Les poussières inhalées contiennent de l’amiante, utilisé dans les matériaux d’isolation des fours. « La poussière était constamment présente dans les ateliers, elle se déposait sur les machines, les sols et tous les objets. » Une collègue de Paola, contactée par la CDFT pour monter le dossier, témoigne : « Nous rentrions pleines de poussière chez nous, même nos sous-vêtements en étaient pleins. À midi, nous mangions au service de tri. À peine posée sur la table, nos aliments en étaient recouverts. »

Utilisation massive d’amiante

« Dans les années soixante-dix, l’utilisation de l’amiante dans le secteur des terres et pierres à feux était massive », note Brigitte Clément. À partir de 1977, un décret impose un usage contrôlé de l’amiante. En 1996, elle est carrément interdite. Dans les usines, les installations sont changées progressivement. Chez France Ceram, les travailleurs, maçons fumistes, mécaniciens, équipes de nettoyage, y seront exposés jusqu’au début des années 2000.

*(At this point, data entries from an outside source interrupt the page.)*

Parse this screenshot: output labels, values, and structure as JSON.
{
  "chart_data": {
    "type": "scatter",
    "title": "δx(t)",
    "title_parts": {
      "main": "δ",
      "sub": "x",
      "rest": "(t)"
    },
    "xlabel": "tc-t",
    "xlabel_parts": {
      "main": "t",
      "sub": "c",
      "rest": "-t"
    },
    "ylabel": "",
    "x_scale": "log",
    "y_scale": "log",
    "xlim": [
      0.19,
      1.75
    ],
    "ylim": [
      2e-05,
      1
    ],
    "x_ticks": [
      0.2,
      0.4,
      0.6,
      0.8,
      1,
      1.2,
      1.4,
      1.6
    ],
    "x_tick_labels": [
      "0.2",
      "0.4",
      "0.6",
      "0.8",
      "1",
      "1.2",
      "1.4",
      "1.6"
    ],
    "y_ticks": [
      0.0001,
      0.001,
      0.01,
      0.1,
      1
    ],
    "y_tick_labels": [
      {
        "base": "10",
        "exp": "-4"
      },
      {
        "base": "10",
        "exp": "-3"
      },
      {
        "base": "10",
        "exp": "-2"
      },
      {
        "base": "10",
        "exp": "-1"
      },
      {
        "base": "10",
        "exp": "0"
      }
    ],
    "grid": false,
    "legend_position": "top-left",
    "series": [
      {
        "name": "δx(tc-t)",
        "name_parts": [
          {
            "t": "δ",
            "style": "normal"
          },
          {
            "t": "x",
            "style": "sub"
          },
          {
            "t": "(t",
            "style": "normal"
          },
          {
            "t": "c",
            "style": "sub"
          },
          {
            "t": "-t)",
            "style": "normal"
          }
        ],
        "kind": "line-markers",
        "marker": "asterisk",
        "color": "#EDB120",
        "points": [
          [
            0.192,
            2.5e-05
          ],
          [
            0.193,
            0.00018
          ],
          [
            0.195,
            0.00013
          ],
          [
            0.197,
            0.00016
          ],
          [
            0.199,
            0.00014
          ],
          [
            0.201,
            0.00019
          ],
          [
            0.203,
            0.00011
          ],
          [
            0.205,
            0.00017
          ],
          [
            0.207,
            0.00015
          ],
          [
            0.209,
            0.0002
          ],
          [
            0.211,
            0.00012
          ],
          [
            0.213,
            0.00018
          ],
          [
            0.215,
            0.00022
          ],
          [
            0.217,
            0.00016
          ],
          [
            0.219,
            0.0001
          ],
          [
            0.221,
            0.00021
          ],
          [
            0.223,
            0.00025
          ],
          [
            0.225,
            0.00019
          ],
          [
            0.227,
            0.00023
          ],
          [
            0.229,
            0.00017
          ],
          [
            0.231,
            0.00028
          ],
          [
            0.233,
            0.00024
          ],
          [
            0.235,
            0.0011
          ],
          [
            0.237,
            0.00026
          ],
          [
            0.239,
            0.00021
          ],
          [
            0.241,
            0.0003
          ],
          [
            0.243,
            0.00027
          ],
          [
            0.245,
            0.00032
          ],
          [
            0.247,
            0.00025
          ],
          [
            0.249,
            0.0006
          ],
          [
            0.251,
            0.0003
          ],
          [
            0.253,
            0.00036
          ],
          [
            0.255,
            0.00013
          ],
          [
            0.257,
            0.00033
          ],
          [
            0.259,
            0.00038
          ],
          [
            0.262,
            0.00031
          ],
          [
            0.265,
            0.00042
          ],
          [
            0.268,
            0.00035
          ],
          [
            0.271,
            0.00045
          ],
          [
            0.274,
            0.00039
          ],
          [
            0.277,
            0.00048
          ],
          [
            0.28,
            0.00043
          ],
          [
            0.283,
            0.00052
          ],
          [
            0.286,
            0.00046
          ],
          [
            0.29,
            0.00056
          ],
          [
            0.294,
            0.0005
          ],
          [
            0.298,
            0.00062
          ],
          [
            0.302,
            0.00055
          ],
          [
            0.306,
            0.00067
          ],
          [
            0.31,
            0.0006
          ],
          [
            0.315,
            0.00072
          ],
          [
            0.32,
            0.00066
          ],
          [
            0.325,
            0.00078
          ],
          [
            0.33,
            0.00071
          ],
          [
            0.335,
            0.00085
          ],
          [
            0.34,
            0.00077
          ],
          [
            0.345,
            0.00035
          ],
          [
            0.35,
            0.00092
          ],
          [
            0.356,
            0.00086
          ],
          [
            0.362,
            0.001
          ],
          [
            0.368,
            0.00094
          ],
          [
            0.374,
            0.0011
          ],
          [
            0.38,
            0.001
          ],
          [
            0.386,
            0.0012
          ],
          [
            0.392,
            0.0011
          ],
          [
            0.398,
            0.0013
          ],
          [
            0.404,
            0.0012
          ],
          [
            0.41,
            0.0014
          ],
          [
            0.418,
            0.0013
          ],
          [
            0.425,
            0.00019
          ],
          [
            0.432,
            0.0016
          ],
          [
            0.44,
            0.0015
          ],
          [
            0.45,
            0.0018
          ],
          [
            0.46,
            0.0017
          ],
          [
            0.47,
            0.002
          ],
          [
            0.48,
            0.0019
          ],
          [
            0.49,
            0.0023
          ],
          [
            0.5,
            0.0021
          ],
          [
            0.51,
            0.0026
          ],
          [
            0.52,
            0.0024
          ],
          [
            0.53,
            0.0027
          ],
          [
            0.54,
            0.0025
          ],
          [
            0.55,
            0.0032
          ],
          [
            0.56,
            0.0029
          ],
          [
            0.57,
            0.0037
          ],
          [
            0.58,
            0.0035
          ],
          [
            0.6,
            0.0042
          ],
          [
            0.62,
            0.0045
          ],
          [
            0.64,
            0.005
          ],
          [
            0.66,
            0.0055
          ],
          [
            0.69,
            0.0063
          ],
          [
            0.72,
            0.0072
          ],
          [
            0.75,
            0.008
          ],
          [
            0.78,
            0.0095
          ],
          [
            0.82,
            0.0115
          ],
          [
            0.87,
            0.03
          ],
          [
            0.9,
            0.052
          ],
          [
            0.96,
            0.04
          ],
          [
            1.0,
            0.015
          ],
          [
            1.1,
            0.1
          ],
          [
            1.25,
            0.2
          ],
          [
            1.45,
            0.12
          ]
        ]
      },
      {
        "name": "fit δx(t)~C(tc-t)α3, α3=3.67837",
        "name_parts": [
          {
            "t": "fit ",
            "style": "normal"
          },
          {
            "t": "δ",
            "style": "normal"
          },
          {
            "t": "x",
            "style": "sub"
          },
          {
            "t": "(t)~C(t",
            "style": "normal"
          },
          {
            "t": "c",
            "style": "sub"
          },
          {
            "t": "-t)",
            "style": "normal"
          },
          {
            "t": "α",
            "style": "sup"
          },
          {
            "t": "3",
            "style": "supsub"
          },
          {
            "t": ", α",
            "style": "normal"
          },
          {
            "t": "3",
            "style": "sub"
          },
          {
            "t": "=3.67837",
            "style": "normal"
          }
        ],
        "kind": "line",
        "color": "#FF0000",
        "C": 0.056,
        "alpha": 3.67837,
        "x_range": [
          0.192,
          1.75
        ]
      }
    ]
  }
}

« Aujourd’hui, j’aimerais que mon témoignage puisse servir à d’autres femmes qui ont travaillé dans les mêmes conditions et développé un cancer des ovaires », appuie Paola B. « Au-delà de l’indemnisation reçue, c’est important de comprendre pourquoi cette maladie nous est tombée dessus. Il est essentiel de se manifester. »

* Par souci d’anonymat, le prénom a été modifié.